What are some of the more conspicuous insects of October? The Asian lady beetles that flock to sunny exposures of buildings such as our homes and schools and then proceed to find their way inside are among them. These lady beetles, as do most species of lady beetles, spend the winter hibernating as adult beetles in protected sites. Before houses were available, overwintering sites of lady beetles were associated with leaf litter in the forests or under rocks in the mountains. But these insect opportunists have found human structures to be suitable substitutes, much to the dismay of homeowners. Like all hibernating insects the lady beetles become active at higher temperatures and that results in the insects crawling around in our homes all winter long.

Other insects that can be seen preparing for winter during October include some of the aphids. Aphids are small soft-bodied insects that suck juices from plants and are sometimes called plant lice. In late fall, some aphid species produce winged forms that fly to host plants, where they will deposit eggs that will hatch in the springtime. Sometimes this flight involves millions of these small insects, which subsequently become the concern of humans who find aphids in theirs noses, mouths and eyes.

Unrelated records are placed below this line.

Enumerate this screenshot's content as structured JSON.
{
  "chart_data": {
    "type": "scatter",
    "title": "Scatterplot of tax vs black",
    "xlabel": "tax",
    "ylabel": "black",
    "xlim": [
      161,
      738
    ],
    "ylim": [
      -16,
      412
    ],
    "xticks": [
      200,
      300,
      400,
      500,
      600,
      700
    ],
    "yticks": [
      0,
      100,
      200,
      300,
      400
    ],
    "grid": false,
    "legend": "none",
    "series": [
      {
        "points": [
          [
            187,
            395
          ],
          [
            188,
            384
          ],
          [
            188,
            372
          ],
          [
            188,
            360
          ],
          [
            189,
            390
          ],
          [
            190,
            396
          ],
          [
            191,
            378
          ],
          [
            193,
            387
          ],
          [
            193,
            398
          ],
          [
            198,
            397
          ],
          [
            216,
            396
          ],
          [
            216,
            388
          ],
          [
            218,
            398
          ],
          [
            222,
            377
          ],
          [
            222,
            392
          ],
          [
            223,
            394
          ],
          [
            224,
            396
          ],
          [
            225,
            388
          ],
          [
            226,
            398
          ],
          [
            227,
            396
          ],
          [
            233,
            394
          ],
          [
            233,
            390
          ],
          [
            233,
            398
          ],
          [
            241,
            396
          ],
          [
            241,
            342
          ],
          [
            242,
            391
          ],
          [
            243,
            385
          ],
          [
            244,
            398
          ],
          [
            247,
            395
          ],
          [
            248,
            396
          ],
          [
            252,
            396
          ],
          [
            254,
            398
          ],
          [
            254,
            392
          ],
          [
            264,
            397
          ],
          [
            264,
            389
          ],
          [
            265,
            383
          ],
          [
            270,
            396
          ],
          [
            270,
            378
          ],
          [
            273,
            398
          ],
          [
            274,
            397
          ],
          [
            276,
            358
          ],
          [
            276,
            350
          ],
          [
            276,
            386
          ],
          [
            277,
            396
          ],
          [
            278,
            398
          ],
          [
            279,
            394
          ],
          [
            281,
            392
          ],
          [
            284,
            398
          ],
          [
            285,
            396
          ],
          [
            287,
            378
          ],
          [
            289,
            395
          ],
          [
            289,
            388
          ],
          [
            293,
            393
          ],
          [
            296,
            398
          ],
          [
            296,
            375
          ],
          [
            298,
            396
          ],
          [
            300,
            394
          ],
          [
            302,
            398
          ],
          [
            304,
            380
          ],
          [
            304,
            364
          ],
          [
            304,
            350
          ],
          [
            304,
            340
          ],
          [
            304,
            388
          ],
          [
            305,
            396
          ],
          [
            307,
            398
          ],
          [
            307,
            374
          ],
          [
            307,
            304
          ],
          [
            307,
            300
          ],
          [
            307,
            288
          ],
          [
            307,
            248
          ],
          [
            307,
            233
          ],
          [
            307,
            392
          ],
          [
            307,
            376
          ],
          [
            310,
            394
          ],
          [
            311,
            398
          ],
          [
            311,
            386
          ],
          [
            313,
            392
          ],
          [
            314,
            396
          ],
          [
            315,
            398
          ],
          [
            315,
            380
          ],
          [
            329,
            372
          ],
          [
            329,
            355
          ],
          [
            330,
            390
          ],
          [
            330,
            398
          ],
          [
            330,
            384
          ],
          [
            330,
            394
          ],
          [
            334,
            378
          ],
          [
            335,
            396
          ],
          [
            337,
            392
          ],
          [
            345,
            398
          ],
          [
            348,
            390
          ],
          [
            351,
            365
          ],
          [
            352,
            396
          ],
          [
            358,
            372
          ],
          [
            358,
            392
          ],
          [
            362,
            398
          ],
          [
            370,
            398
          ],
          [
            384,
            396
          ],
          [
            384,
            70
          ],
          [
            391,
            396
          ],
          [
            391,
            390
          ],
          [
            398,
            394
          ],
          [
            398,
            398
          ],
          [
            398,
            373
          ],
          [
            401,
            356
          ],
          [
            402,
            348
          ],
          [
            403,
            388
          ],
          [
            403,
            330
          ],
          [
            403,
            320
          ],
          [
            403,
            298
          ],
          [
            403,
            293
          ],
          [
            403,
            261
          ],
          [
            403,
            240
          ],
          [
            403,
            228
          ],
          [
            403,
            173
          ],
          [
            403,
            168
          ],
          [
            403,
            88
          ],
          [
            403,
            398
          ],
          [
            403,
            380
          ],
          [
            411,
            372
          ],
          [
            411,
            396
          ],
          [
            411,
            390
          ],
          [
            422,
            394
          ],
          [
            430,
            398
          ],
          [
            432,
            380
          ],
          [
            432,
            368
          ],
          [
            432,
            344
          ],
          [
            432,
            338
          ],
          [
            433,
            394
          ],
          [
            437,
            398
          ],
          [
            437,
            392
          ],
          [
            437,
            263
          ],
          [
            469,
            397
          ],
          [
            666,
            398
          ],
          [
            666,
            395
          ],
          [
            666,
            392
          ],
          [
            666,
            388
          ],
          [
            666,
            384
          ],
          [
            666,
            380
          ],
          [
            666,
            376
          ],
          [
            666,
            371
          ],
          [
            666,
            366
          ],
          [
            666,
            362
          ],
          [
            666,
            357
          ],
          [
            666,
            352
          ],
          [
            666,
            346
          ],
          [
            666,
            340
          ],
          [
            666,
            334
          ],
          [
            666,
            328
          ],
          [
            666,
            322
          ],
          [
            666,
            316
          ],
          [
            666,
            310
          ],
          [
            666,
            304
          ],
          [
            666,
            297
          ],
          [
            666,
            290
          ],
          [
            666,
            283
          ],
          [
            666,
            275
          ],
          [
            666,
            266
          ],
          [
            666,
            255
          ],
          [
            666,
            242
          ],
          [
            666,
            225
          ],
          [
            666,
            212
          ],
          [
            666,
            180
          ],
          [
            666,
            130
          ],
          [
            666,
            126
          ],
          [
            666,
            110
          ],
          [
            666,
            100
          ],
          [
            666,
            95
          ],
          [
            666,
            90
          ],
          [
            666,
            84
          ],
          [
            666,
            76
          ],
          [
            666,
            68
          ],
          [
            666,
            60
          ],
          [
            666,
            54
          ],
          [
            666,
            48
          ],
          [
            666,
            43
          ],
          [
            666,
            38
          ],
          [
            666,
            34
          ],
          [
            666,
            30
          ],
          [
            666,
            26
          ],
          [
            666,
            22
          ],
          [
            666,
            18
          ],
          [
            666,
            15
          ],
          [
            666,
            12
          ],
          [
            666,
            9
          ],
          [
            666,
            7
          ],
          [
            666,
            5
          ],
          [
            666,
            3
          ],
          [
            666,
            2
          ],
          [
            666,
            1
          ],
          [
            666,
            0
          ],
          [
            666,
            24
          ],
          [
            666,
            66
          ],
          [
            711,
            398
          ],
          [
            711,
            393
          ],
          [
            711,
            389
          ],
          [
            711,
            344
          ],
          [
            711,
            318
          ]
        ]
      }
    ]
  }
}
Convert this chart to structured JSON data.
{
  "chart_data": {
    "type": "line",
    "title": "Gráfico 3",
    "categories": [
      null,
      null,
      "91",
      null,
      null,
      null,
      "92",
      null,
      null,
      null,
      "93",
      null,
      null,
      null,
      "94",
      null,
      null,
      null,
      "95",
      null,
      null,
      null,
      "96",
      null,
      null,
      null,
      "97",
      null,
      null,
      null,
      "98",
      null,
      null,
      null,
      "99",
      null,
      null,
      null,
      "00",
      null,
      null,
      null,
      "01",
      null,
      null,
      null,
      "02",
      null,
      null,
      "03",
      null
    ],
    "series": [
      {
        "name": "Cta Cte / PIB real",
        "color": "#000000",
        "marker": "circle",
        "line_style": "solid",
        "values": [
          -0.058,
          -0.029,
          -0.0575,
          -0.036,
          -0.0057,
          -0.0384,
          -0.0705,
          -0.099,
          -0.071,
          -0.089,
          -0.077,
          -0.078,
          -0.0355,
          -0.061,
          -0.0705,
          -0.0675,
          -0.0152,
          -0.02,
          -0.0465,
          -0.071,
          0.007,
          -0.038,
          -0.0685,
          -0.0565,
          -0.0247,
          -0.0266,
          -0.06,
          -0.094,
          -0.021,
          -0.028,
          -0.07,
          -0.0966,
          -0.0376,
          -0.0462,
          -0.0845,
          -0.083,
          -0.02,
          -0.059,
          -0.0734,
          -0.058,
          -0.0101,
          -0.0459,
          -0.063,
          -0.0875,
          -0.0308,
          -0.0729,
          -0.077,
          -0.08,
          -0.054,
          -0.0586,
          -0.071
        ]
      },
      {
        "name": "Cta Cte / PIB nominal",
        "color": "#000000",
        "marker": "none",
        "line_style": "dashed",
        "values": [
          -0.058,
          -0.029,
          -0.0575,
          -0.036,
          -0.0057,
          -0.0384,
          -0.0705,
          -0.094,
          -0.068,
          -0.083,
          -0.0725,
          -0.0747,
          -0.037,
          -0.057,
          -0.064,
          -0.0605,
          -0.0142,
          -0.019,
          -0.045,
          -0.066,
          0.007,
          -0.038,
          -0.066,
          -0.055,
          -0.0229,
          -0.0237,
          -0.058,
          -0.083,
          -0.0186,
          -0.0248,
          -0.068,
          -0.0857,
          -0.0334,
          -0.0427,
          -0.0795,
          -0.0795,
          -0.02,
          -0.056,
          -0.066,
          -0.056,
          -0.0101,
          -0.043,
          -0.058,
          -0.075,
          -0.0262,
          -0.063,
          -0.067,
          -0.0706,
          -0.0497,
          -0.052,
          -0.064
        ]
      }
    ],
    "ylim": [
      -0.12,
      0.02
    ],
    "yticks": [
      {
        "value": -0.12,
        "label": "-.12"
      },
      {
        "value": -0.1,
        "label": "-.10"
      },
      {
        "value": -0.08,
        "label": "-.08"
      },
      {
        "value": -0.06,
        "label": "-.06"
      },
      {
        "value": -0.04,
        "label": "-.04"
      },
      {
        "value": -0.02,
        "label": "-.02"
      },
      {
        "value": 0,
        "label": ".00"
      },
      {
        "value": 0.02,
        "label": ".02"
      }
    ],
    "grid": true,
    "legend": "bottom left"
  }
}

Another of the insect October crowd is that prognosticator of winter severity -- the wooly worm. Wooly worms are fuzzy larvae of moths. Such caterpillars are the wintering stage of the insect. These caterpillars crawl around on sunny October days seeking just the right site to spend the winter. Because they hibernate, each warm day induces them to crawl around. Such crawling makes them noticeable to people and no doubt has contributed to the wooly worms popularity as a weather predictor.

I don't put any stock on the reliability of wooly worms to predict how cold the upcoming winter will be. What I do know, though, is that wooly worms crawling around in October mean two things. One is that winter is on its way. The other is that the temperature that day is above the activity threshold for a cold-blooded insect.